Nusaharianmedia.com — Anggota DPR RI Fraksi Partai Kebangkitan Bangsa (PKB), Imas Aan Ubudiyah, mengecam keras dugaan intimidasi terhadap warga yang menyampaikan kritik terhadap kebijakan pemerintah desa. Ia menegaskan bahwa kritik warga merupakan bagian dari kontrol publik yang dijamin dalam sistem demokrasi dan tidak boleh disikapi dengan cara-cara represif.
Pernyataan tersebut disampaikan Imas menanggapi polemik dugaan intimidasi yang dialami seorang warga Desa Panggalih, Kecamatan Cisewu, Kabupaten Garut, yang belakangan viral di media sosial. Peristiwa itu diduga terjadi setelah warga tersebut mengkritik kondisi jalan desa yang rusak, meskipun terdapat alokasi dana desa untuk pembangunan infrastruktur.
Menurut Imas, perangkat desa seharusnya memandang kritik sebagai masukan konstruktif, bukan ancaman terhadap kewibawaan pemerintah desa. Ia menilai keterbukaan terhadap kritik justru menjadi fondasi penting dalam mewujudkan tata kelola pemerintahan desa yang transparan, akuntabel, dan berpihak pada kepentingan masyarakat.

“Kritik itu obat, bukan masalah. Kritik adalah wujud kepedulian dan partisipasi aktif warga dalam pembangunan. Karena itu, saya sangat menyesalkan adanya dugaan intimidasi terhadap warga yang menyuarakan aspirasinya,” tegas Imas, Senin (5/1/2026).
Legislator Fraksi PKB tersebut menekankan bahwa setiap warga negara memiliki hak untuk menyampaikan pendapat, termasuk mengawasi penggunaan dana desa. Ia mengingatkan agar tidak ada upaya pembungkaman, tekanan, maupun intimidasi terhadap warga yang menyampaikan aspirasi secara terbuka.
Imas juga menegaskan bahwa setiap persoalan di desa semestinya diselesaikan melalui dialog yang sehat, terbuka, dan beretika. Menurutnya, musyawarah merupakan jalan terbaik untuk menjaga kondusivitas serta kepercayaan publik terhadap pemerintah desa.
“Saya berharap kejadian seperti ini tidak terulang. Jika ada persoalan, hadapi dengan keterbukaan dan dialog, bukan dengan cara-cara yang mencederai nilai demokrasi dan rasa keadilan,” ujarnya.

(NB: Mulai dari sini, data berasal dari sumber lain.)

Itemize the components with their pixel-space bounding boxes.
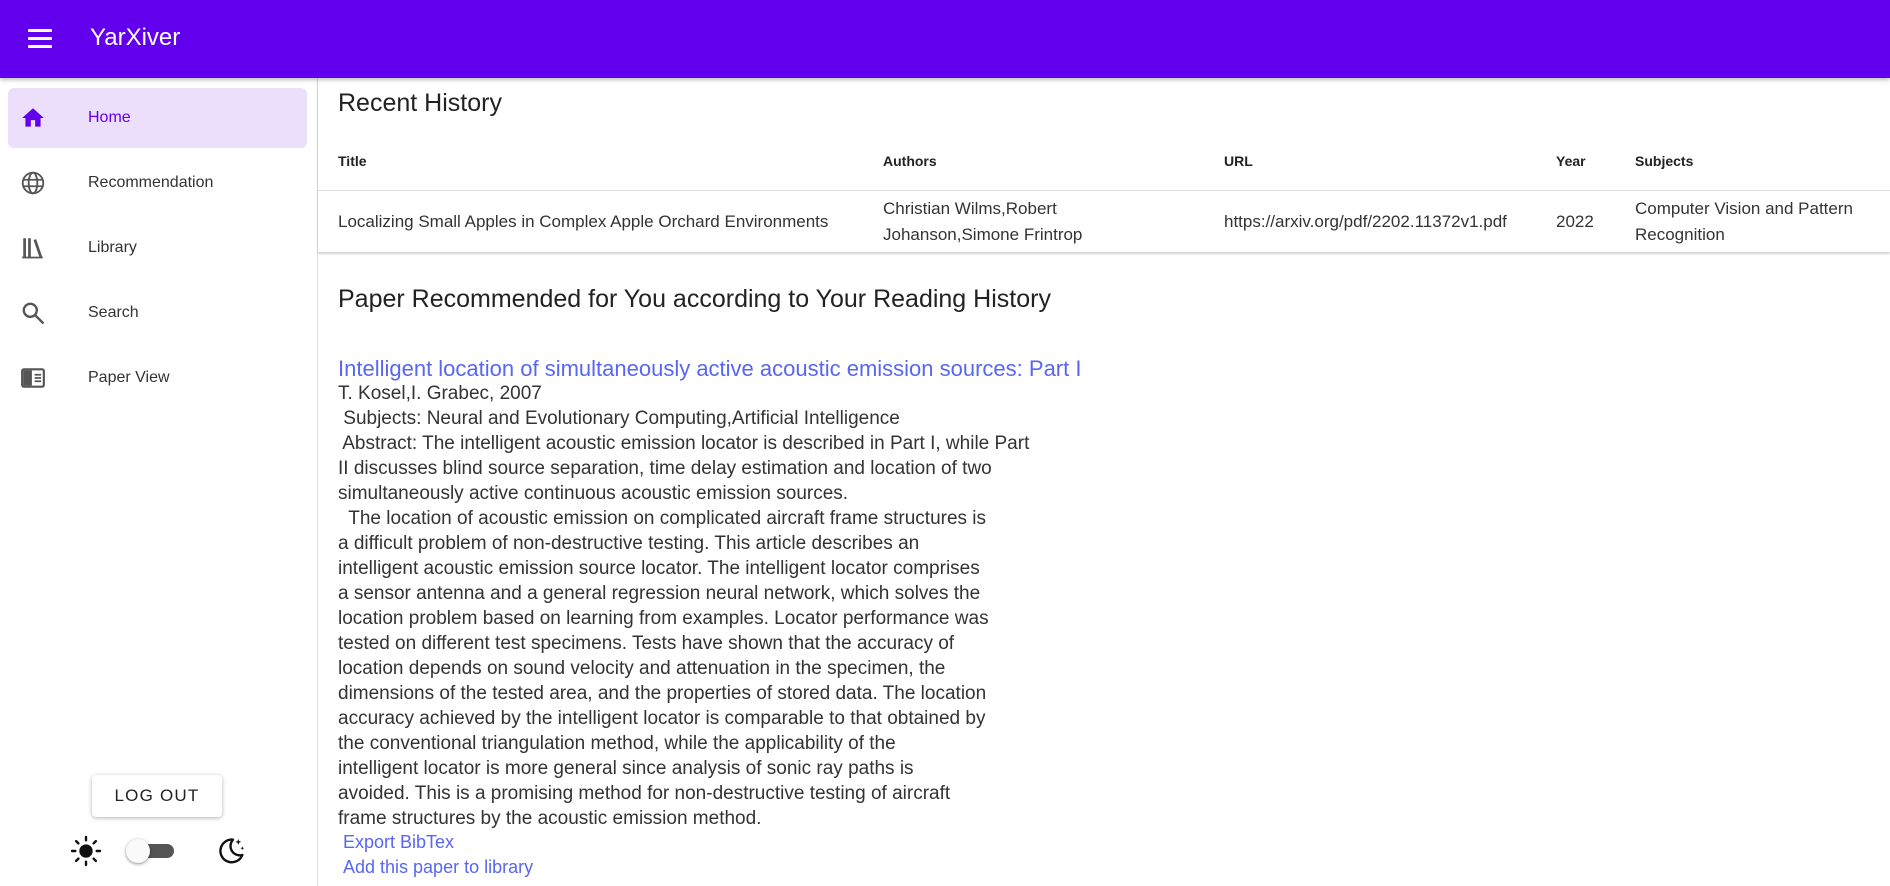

Selain itu, Imas menyoroti pentingnya transparansi dan optimalisasi pengelolaan dana desa. Ia meyakini bahwa pengelolaan dana desa yang akuntabel dan terbuka akan berdampak langsung pada peningkatan kesejahteraan serta kepercayaan masyarakat.
“Kalau fasilitas desa baik dan dana desa dimanfaatkan secara maksimal serta transparan, saya yakin warga akan merasa puas dan percaya kepada pemerintah desanya,” tambahnya.
Sebelumnya, seorang warga Garut bernama Holis Muhlisin mengaku mengalami intimidasi dari sejumlah orang yang diduga merupakan keluarga Kepala Desa Panggalih. Dugaan intimidasi tersebut terjadi setelah Holis mengkritik kondisi jalan desa yang rusak.
Holis kemudian membagikan video kejadian tersebut melalui akun Facebook pribadinya. Dalam rekaman itu terlihat beberapa orang berbicara dengan nada tinggi, bahkan salah satu di antaranya sempat meremas kerah baju Holis hingga memperlihatkan gestur seolah hendak memukul. Terdengar pula ucapan bernada ancaman yang memicu kecaman publik.
Peristiwa tersebut menuai perhatian luas dan menjadi sorotan terkait pentingnya perlindungan hak warga untuk menyampaikan kritik dan aspirasi secara aman dan demokratis.
Menutup pernyataannya, Imas Aan Ubudiyah berharap seluruh perangkat desa ke depan semakin mengedepankan prinsip keterbukaan, transparansi, dan akuntabilitas dalam menjalankan pemerintahan desa. Ia menegaskan bahwa kritik masyarakat harus disikapi secara bijak dan konstruktif demi terwujudnya pembangunan desa yang adil, partisipatif, dan berkelanjutan.